The lobbies and elevators have that definitive early 1970's dated Carrera Marble feel but designer and interior architect Noé Duchaufour-Lawrance has spectacularly re-imagined the main and private dining rooms of the Ciel de Paris, offering exquisite 56th floor “Grand Screens” viewing feasts (whatever the weather) of the Eiffel Tower, Champs de Mars, and final street plan of the Paris of today after Haussmann re-imagined it. Pair that with the exquisite food by Chef Christophe Marchais and the decadent desserts (ohh those Parisians LOVE their dessert!) of Pastry Chef Baptiste Methivier and you have indeed a feast for all your senses.
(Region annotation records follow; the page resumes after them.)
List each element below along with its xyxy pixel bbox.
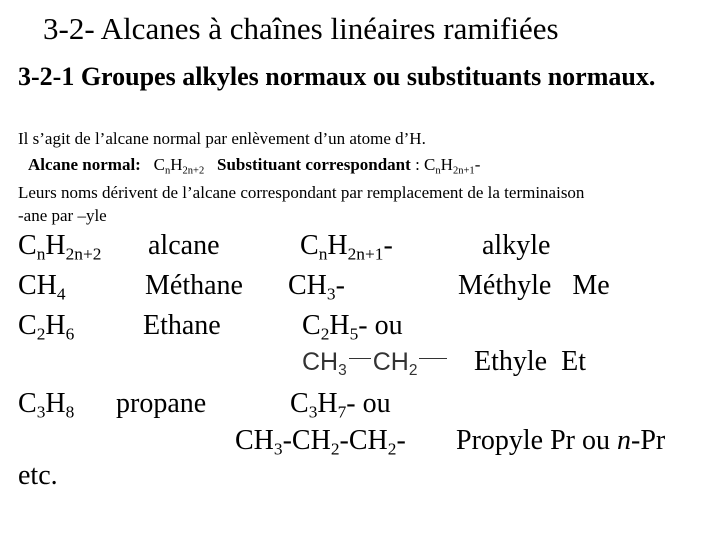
- alcane-normal-label: Alcane normal:: [28, 155, 141, 174]
- ethane-formula: $C_2H_6$: [18, 310, 75, 344]
- ethyl-formula: $C_2H_5-$ ou: [302, 310, 403, 344]
- ethyl-name: Ethyle Et: [474, 346, 586, 377]
- propane-name: propane: [116, 388, 207, 419]
- intro-line-2: Alcane normal: $C_nH_{2n+2}$ Substituant correspondant : $C_nH_{2n+1}-$: [28, 155, 481, 177]
- propyl-chain-formula: $CH_3-CH_2-CH_2-$: [235, 425, 406, 459]
- single-bond: [349, 358, 371, 359]
- propyl-name: Propyle Pr ou n-Pr: [456, 425, 666, 456]
- section-subtitle: 3-2-1 Groupes alkyles normaux ou substituants normaux.: [18, 62, 656, 91]
- ethane-name: Ethane: [143, 310, 221, 341]
- intro-line-3: Leurs noms dérivent de l’alcane correspondant par remplacement de la terminaison: [18, 183, 585, 202]
- header-alkyle: alkyle: [482, 230, 551, 261]
- substituant-label: Substituant correspondant: [216, 155, 411, 174]
- methyl-formula: $CH_3-$: [288, 270, 345, 304]
- propane-formula: $C_3H_8$: [18, 388, 75, 422]
- header-alcane: alcane: [148, 230, 220, 261]
- open-bond: [419, 358, 447, 359]
- etc-label: etc.: [18, 460, 58, 491]
- intro-line-4: -ane par –yle: [18, 206, 107, 225]
- methane-name: Méthane: [145, 270, 243, 301]
- ethyl-abbr: Et: [561, 346, 586, 377]
- methyl-name: Méthyle Me: [458, 270, 610, 301]
- intro-line-1: Il s’agit de l’alcane normal par enlèvement d’un atome d’H.: [18, 129, 426, 148]
- methyl-abbr: Me: [572, 270, 610, 301]
- slide-title: 3-2- Alcanes à chaînes linéaires ramifiées: [43, 11, 559, 46]
- methane-formula: $CH_4$: [18, 270, 66, 304]
- ethyl-structural-formula: $CH_3$ $CH_2$: [302, 348, 449, 377]
- alkane-formula: $C_nH_{2n+2}$: [153, 155, 205, 177]
- general-alkyl-formula: $C_nH_{2n+1}-$: [300, 230, 393, 264]
- propyl-formula: $C_3H_7-$ ou: [290, 388, 391, 422]
- general-alkane-formula: $C_nH_{2n+2}$: [18, 230, 102, 264]
- substituant-formula: $C_nH_{2n+1}-$: [424, 155, 481, 177]
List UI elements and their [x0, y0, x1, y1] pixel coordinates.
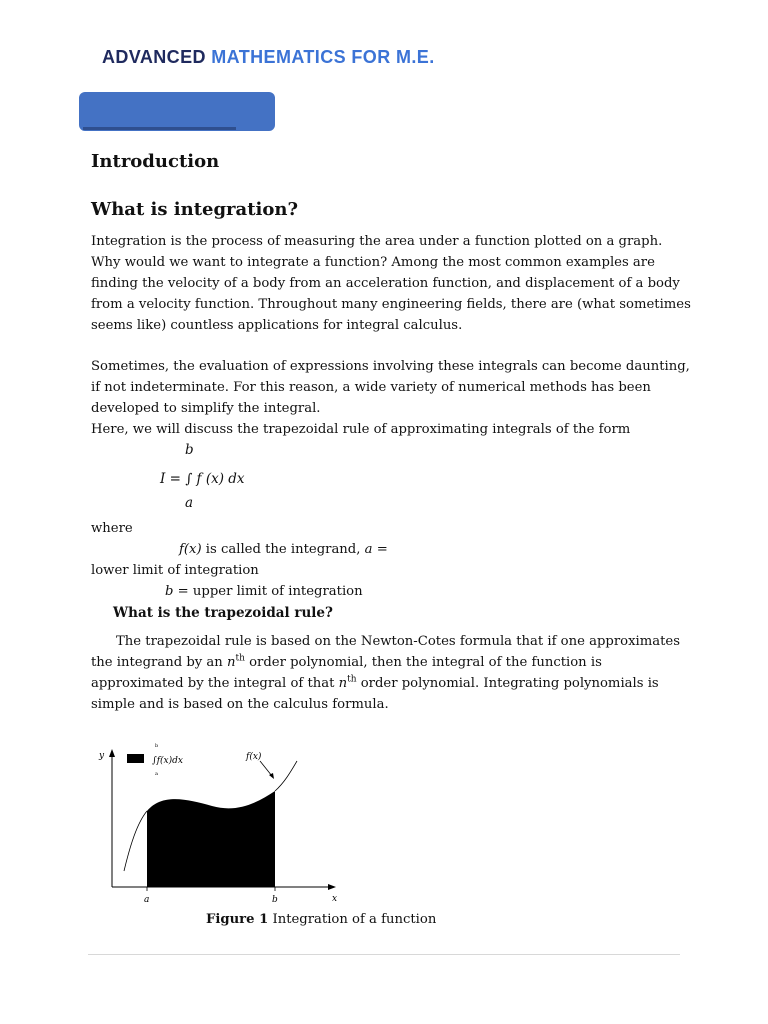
- a-symbol: a: [364, 542, 373, 557]
- formula-lower-limit: a: [185, 495, 194, 511]
- p4-part2: order polynomial, then the integral of the function is approximated by the integral of that: [91, 655, 602, 691]
- figure-caption: [206, 912, 436, 927]
- b-label: b: [272, 895, 278, 905]
- definition-integrand: [179, 542, 388, 557]
- header-banner: [79, 92, 275, 131]
- x-label: x: [332, 894, 338, 904]
- integration-figure: [92, 741, 352, 911]
- p4-part3: order polynomial. Integrating polynomials is simple and is based on the calculus formula.: [91, 676, 659, 712]
- y-axis-arrow: [109, 749, 115, 757]
- x-axis-arrow: [328, 884, 336, 890]
- heading-what-is-integration: What is integration?: [91, 199, 298, 220]
- definition-upper-limit: [165, 584, 363, 599]
- caption-text: Integration of a function: [268, 912, 437, 927]
- p4-part1: The trapezoidal rule is based on the Newton-Cotes formula that if one approximates the integrand by an: [91, 634, 680, 670]
- upper-limit-text: = upper limit of integration: [173, 584, 363, 599]
- paragraph-newton-cotes: [91, 631, 691, 715]
- definition-lower-limit: lower limit of integration: [91, 563, 259, 578]
- title-advanced: ADVANCED: [102, 47, 206, 67]
- th-superscript-2: th: [347, 674, 357, 685]
- fx-symbol: f(x): [179, 542, 202, 557]
- paragraph-numerical-methods: Sometimes, the evaluation of expressions involving these integrals can become daunting, if not indeterminate. For this reason, a wide variety of numerical methods has been developed to simplify the integral.: [91, 359, 690, 416]
- legend-integral: ∫f(x)dx: [152, 756, 183, 766]
- legend-upper: b: [155, 743, 159, 749]
- fx-label: f(x): [246, 752, 262, 762]
- n-symbol-1: n: [226, 655, 236, 670]
- footer-divider: [88, 954, 680, 955]
- legend-lower: a: [155, 771, 158, 777]
- heading-trapezoidal-rule: What is the trapezoidal rule?: [113, 605, 333, 621]
- caption-bold: Figure 1: [206, 912, 269, 927]
- fx-pointer: [260, 761, 272, 776]
- integrand-text: is called the integrand,: [201, 542, 365, 557]
- document-header-title: [102, 47, 435, 68]
- legend-swatch: [127, 754, 144, 763]
- heading-introduction: Introduction: [91, 151, 220, 172]
- b-symbol: b: [165, 584, 174, 599]
- paragraph-integration-definition: Integration is the process of measuring the area under a function plotted on a graph. Why would we want to integrate a function? Among the most common examples are finding the velocity of a body from an acceleration function, and displacement of a body from a velocity function. Throughout many engineering fields, there are (what sometimes seems like) countless applications for integral calculus.: [91, 234, 691, 333]
- a-equals: =: [372, 542, 388, 557]
- where-label: where: [91, 521, 133, 536]
- paragraph-trapezoidal-intro: Here, we will discuss the trapezoidal rule of approximating integrals of the form: [91, 422, 631, 437]
- th-superscript-1: th: [235, 653, 245, 664]
- shaded-integral-area: [147, 791, 275, 887]
- title-mathematics: MATHEMATICS FOR M.E.: [211, 47, 435, 67]
- y-label: y: [99, 751, 105, 761]
- banner-underline: [83, 127, 236, 130]
- function-curve-right: [275, 761, 297, 791]
- formula-upper-limit: b: [185, 442, 194, 458]
- fx-pointer-arrow: [269, 773, 274, 779]
- function-curve-left: [124, 811, 147, 871]
- n-symbol-2: n: [338, 676, 348, 691]
- a-label: a: [144, 895, 150, 905]
- formula-integral: I = ∫ f (x) dx: [160, 471, 245, 487]
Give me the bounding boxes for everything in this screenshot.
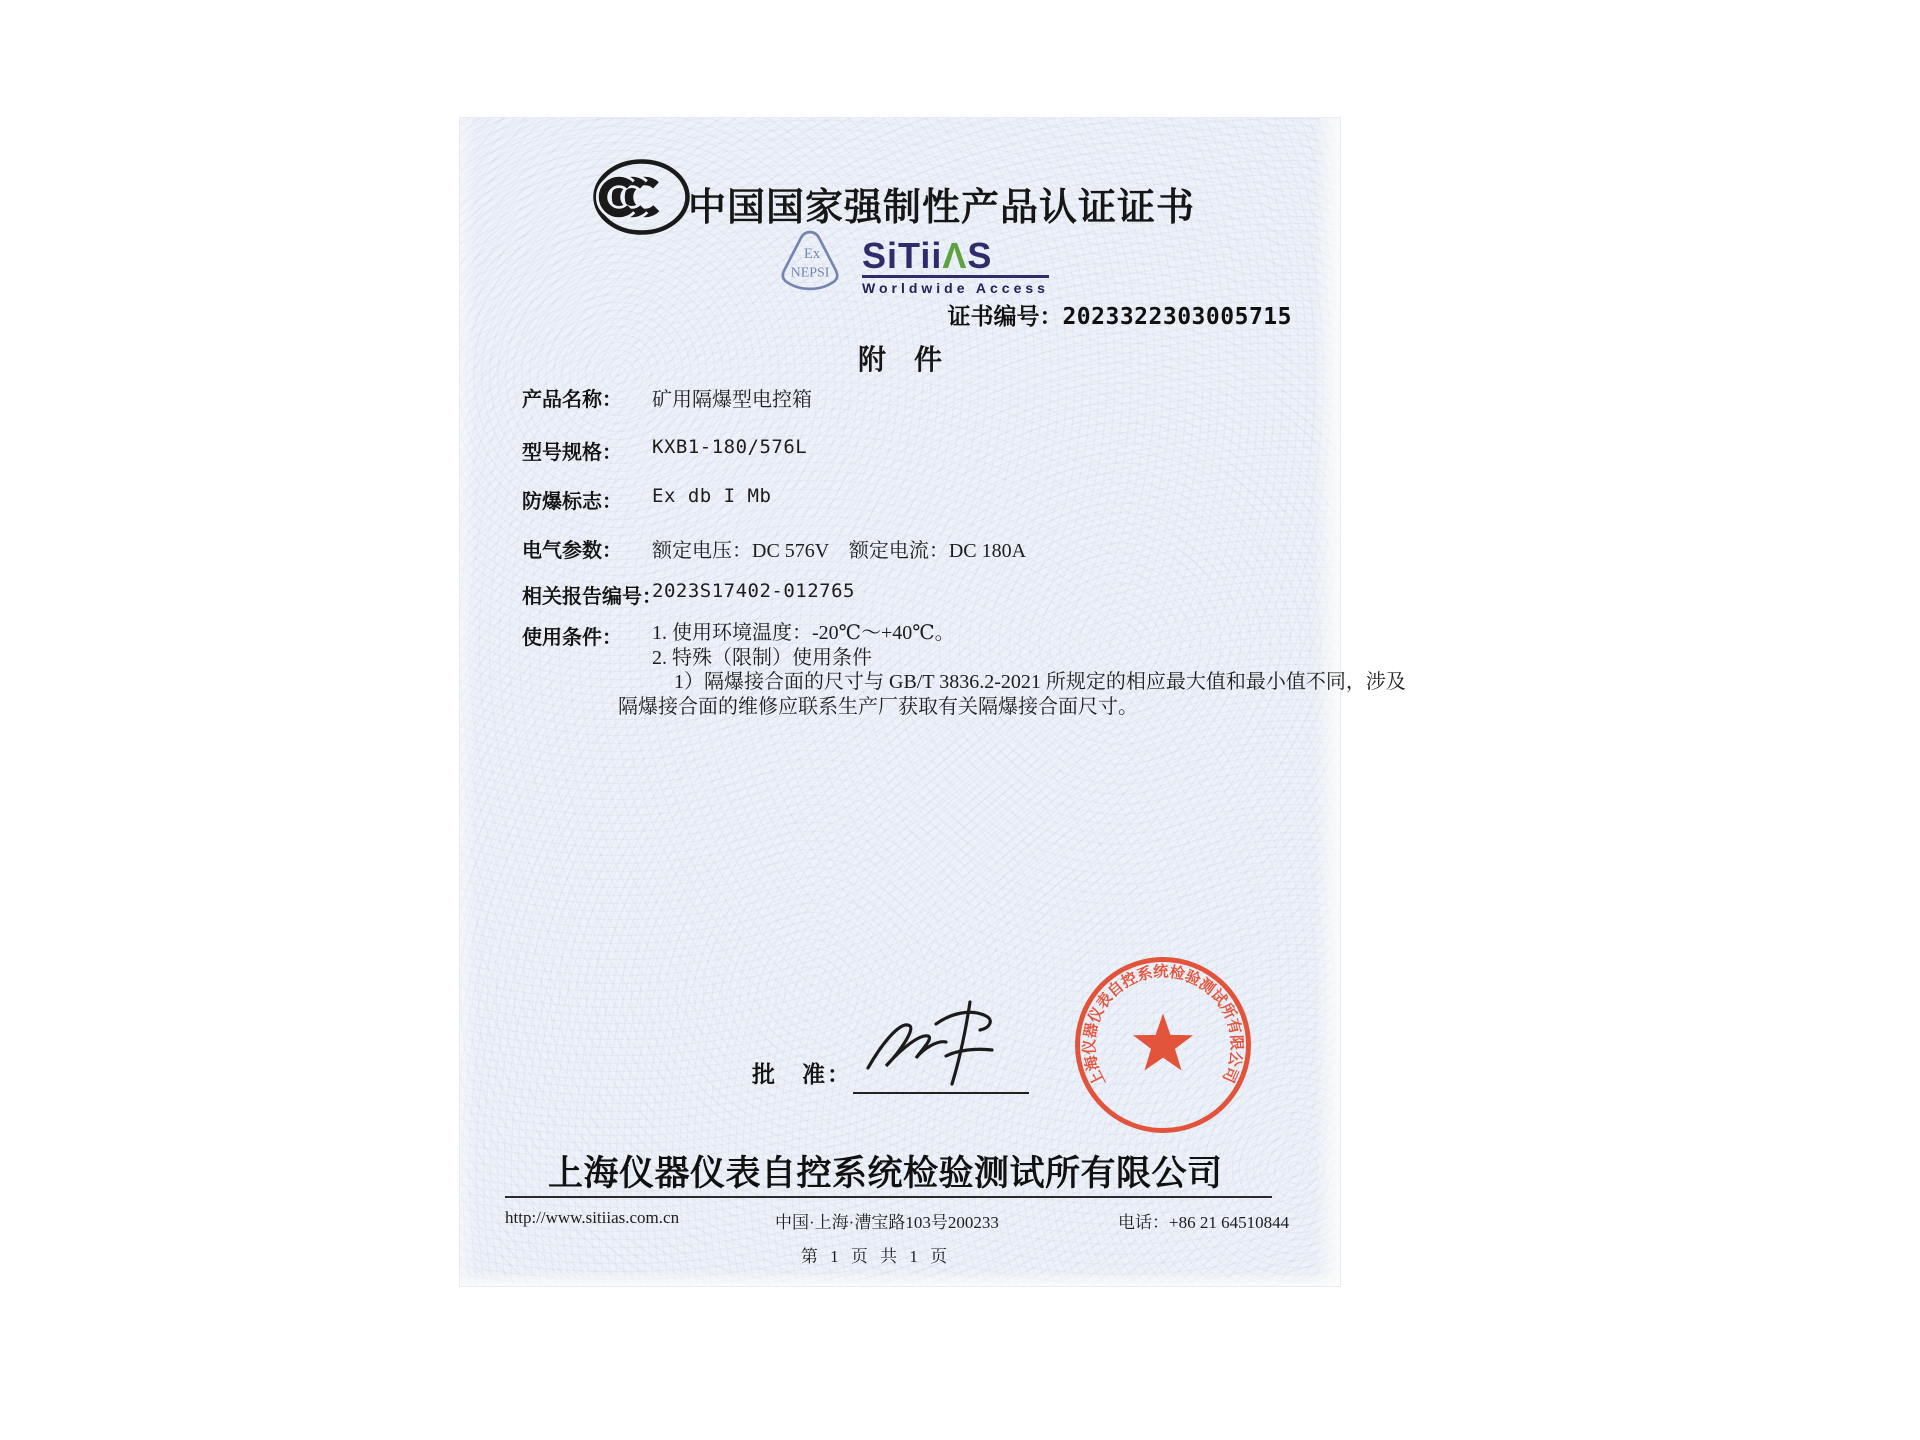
field-value: 2023S17402-012765 (652, 580, 855, 602)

Starched, pure-white linens push our eye towards the Grand Screens and today’s grey and wet, changeable Paris views. Shining glass and tableware reflect up on sculptural, sensual circular mirrors, strategically placed at the very edge of the room by Duchaufour-Lawrance. These mirrors also reflect back the lunch-time daylight and in the evening, the starry, romantic City of Lights skyline making the rotating beacon of that 'other' Tour your focus (the one Mr. Eiffel made so famous).
Our Feast for the Senses:
Tièdes en vinaigrette
Oeuf mollet, artichaut poivrade & tomate confite
Served warm, soft boiled egg, artichoke, sun dried tomato
Petits légumes de printemps cuits & crus
Caillé de chèvre frais & pignon de pin
Raw & cooked, fresh goat cheese & pine nuts
Salade d'herbes folles & coleslaw de jeunes carottes
Vinaigrette truffée, fleur de caviar séchée
Herbs salad, multi-colored baby carrots coleslaw,
Truffle dressing, dried caviar beads
Grande assiette dégustation
Poêlé, mi-cuit et marbré aux fruits exotiques
Spécial Ciel de Paris Foie gras tasting
Dégustation de jeunes légumes printaniers
Jardins de Pays
Selection of spring vegetables
sourced by local gardens within 200 km of Paris
T BONE DE VEAU
Cuit à basse température, puis rôti
Bouquetière de petits légumes printaniers
VEAL T BONE
Cooked at low temperature & roasted
Baby spring vegetables, morel mushroom sauce
Deutz Blanc de Blancs Millésime Champagne / Beaune du Château Premier Cru Dom. Bouchard Père & Fils / Chablis Premier Cru les Vaillons Dom. William Fevre
And for dessert:
A hand-picked tasting selection of Chef Methivier's favorites!
(Rumour has it that Chef Methivier will soon be crossing the pond and spreading some of his sweet, decadent dessert love here in Canada. Lucky us!)
The gloom and the rain of the start of the day has been washed aside by our third bottle of wine, the delightfully attentive, but not obtrusive service of staff, their recommended wine pairings, extensive explanations of the exceptional food and lovely sense of humour. “Paris is a feast,” said Earnest Hemingway and the Ciel de Paris provided a mighty feast indeed, sending us happily back out into the rain, with each and every one of our senses delightfully satisfied.